Changing industries is more or less difficult depending on one’s job function and the hiring manager’s personal biases. Yes, hiring managers have biases that affect their decisions, and they aren’t necessarily illegal. Would you believe that a controller with experience in full-service hotels and resorts couldn’t be a successful controller for a small restaurant chain? Well, a few years ago I faced that bias which frustrated me. Recently, I failed to get a candidate in front of a client because he has worked in non-food retail for the past two years. It did not matter that my candidate had a total of 15 years of leadership experience in the restaurant segment. Two years outside the restaurant industry knocked him out of contention. Seriously?
Moving into a different industry segment is also subject to the company’s culture. Some employers are open to hiring people with the right skill set even if their recent experience has not been in the same industry segment. Other companies are more rigid in this requirement. The target company’s position in its life cycle is also relevant. Typically, leaders and managers are best suited to one or two life cycle stages, but not all. Entrepreneurial managers skilled in start-ups are usually gone by the time the brand reaches maturity. Managers who are successful working with mature brands are probably not viable in a turnaround. Making a career move to a different industry segment can be complicated.
Back to Ann. She has a good job with a broad responsibility and a comfortable salary. However, she sees no path to a viable long-term career. After five years, she has decided to explore other options. She wants to make a transition on her terms, i.e., to keep her current job until she has landed the next. Her ideal strategy would be to look for a situation in the QSR or Quick Casual segments with an equal or greater level of responsibility. Her job search plan needs a public relations component to address segment bias.

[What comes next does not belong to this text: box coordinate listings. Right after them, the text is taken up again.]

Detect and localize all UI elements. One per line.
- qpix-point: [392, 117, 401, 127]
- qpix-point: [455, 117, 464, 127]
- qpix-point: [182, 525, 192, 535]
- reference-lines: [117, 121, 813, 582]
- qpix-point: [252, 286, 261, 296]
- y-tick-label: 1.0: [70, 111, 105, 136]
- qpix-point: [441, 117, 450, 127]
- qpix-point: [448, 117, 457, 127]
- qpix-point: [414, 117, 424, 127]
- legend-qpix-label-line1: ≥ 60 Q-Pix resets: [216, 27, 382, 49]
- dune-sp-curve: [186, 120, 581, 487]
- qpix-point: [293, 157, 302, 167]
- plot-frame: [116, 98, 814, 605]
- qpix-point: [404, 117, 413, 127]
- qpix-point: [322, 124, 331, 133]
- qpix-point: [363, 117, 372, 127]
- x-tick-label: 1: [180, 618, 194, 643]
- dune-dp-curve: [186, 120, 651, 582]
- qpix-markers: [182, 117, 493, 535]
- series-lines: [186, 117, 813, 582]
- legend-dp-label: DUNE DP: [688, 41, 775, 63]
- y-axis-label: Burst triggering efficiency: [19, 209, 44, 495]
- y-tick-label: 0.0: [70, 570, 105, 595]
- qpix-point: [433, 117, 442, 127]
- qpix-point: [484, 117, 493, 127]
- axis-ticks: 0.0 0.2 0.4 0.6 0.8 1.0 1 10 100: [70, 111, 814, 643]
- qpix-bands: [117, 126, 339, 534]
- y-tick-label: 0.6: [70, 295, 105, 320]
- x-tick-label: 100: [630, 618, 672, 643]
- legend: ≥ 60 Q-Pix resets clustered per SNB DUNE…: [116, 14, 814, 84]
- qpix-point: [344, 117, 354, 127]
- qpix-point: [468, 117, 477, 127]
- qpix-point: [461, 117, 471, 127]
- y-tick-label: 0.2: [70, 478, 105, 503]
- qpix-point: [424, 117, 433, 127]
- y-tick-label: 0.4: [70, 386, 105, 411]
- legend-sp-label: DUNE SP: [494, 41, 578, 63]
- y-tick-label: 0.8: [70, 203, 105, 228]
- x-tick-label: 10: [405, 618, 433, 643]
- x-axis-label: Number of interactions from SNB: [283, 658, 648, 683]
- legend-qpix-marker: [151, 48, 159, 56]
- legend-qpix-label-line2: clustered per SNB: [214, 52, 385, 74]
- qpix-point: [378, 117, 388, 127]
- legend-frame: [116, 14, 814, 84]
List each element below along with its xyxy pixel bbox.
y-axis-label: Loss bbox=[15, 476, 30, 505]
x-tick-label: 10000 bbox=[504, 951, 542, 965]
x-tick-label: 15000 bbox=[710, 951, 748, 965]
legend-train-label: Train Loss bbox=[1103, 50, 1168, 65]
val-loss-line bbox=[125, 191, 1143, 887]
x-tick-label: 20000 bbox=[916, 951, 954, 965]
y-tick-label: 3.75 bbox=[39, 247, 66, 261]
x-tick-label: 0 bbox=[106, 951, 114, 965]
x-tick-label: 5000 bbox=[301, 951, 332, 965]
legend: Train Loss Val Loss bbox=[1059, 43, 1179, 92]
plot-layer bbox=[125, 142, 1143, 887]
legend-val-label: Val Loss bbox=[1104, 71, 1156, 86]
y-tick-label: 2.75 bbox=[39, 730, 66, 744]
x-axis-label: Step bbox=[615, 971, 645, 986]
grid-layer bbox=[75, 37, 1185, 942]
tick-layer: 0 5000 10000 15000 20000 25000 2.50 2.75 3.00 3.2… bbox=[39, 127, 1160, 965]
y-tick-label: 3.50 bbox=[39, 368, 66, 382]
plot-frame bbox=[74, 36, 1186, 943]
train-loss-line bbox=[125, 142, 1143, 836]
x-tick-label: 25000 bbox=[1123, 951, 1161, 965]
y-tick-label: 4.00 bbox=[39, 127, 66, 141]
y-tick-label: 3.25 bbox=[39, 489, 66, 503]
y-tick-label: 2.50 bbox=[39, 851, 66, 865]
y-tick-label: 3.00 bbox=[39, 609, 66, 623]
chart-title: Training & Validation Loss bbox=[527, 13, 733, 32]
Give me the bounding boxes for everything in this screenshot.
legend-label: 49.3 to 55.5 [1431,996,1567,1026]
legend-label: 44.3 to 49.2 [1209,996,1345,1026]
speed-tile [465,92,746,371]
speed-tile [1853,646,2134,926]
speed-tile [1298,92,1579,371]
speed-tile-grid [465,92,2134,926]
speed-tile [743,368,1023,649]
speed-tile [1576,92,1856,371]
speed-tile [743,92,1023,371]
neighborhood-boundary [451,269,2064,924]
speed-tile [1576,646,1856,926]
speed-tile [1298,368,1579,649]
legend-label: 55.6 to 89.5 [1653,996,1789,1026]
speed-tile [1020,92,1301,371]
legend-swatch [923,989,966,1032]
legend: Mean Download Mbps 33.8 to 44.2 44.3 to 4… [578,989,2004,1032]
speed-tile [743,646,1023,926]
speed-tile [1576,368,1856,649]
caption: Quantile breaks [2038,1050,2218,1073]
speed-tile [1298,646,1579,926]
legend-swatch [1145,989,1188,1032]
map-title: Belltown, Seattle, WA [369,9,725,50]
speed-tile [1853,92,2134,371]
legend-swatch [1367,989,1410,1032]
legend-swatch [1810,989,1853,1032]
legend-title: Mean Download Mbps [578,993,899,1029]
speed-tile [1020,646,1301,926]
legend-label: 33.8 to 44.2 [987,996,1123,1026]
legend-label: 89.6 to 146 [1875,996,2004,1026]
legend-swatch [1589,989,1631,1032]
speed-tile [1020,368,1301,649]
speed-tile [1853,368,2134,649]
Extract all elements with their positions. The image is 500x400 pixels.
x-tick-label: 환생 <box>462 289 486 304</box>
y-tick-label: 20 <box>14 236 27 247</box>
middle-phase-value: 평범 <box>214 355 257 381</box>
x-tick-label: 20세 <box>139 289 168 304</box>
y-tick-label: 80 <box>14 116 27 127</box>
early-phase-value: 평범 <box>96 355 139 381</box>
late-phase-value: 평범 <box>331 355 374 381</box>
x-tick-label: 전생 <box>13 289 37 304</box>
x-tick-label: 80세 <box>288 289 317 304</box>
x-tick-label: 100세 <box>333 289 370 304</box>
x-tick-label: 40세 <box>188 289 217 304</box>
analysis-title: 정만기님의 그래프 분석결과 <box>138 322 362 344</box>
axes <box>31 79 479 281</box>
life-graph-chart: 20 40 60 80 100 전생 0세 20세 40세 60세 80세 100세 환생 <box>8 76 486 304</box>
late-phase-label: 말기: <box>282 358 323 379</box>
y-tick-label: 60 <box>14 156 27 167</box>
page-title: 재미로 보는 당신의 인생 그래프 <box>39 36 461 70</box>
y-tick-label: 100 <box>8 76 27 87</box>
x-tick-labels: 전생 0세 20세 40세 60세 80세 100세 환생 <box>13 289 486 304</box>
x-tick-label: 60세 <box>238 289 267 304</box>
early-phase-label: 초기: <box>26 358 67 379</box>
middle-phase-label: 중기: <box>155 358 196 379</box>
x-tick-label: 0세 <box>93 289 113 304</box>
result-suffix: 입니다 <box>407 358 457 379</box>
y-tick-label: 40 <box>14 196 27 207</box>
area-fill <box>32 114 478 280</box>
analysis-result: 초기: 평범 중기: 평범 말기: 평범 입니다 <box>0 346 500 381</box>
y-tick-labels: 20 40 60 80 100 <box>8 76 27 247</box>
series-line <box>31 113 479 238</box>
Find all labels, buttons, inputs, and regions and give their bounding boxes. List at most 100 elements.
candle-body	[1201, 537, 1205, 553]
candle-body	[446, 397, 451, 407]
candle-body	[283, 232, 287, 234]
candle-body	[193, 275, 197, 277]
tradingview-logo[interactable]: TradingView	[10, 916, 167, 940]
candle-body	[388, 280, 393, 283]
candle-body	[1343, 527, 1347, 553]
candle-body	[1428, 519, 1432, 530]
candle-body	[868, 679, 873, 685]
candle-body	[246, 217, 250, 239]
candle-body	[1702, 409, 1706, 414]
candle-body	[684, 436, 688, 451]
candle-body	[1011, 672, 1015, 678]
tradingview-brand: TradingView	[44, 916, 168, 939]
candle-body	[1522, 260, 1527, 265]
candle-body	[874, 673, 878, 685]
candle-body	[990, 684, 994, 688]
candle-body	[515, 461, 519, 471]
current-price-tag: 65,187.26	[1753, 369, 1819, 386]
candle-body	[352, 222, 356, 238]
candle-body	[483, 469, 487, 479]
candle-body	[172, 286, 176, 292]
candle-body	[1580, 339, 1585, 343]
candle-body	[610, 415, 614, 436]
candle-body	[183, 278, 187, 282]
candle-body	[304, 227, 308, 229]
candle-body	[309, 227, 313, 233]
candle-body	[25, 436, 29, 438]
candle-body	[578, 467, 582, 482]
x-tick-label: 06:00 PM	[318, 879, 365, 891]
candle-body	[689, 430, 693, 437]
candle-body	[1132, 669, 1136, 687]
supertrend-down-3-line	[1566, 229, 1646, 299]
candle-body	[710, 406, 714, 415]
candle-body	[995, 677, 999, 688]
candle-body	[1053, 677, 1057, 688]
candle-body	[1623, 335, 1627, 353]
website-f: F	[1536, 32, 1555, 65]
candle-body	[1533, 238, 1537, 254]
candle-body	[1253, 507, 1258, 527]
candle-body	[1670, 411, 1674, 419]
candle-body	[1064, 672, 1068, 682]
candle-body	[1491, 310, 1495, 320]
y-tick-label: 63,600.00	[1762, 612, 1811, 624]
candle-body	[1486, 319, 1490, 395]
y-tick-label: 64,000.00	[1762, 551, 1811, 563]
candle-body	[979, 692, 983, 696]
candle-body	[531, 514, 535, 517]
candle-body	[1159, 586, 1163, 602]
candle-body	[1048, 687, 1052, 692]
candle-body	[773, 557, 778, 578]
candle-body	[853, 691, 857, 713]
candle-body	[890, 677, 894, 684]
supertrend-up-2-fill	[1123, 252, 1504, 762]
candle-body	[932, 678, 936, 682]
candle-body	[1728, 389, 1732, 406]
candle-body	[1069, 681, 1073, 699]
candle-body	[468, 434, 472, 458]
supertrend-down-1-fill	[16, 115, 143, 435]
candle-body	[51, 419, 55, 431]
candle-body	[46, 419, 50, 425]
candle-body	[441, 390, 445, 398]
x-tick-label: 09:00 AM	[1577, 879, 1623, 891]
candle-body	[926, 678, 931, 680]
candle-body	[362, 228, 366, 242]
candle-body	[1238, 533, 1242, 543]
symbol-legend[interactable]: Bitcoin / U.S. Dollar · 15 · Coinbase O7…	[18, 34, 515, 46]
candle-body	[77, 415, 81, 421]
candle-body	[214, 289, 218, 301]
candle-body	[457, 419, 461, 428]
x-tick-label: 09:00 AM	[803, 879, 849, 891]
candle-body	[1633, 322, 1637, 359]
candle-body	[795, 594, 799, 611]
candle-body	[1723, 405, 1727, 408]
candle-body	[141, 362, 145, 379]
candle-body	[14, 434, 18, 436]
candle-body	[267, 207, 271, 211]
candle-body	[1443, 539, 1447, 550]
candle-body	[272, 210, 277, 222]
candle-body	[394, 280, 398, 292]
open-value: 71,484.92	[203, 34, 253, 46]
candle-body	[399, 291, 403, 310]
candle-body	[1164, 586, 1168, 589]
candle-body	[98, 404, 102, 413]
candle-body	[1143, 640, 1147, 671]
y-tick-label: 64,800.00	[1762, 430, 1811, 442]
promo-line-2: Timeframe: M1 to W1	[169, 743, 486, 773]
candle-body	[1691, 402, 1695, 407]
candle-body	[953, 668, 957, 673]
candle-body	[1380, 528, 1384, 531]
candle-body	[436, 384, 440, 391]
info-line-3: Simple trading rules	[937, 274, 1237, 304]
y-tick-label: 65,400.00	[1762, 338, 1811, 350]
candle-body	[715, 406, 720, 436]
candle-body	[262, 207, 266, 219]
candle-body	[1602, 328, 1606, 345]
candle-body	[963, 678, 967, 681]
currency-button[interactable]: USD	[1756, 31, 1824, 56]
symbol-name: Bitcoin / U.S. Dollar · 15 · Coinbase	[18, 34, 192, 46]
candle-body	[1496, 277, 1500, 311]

My counsel is to craft a document that explains the business she manages in detail. She must help hiring-managers bridge the gap between their preconceptions and the facts for her industry segment. A document that presents the size and scope of her responsibility could change some opinions. This information can be incorporated into her resume and possibly into a cover letter. My thinking, however, is that the ideal product will read like a press release. The point is to address objections right up front.
As much as the entire economy is changing and the employment dynamic is tightening, one would think that hiring managers would be “tuned into” the need to adapt. One would think that employers would face additional pressure to check their biases and develop a more productive perspective. Well, maybe not yet. Some people will learn this lesson the hard way.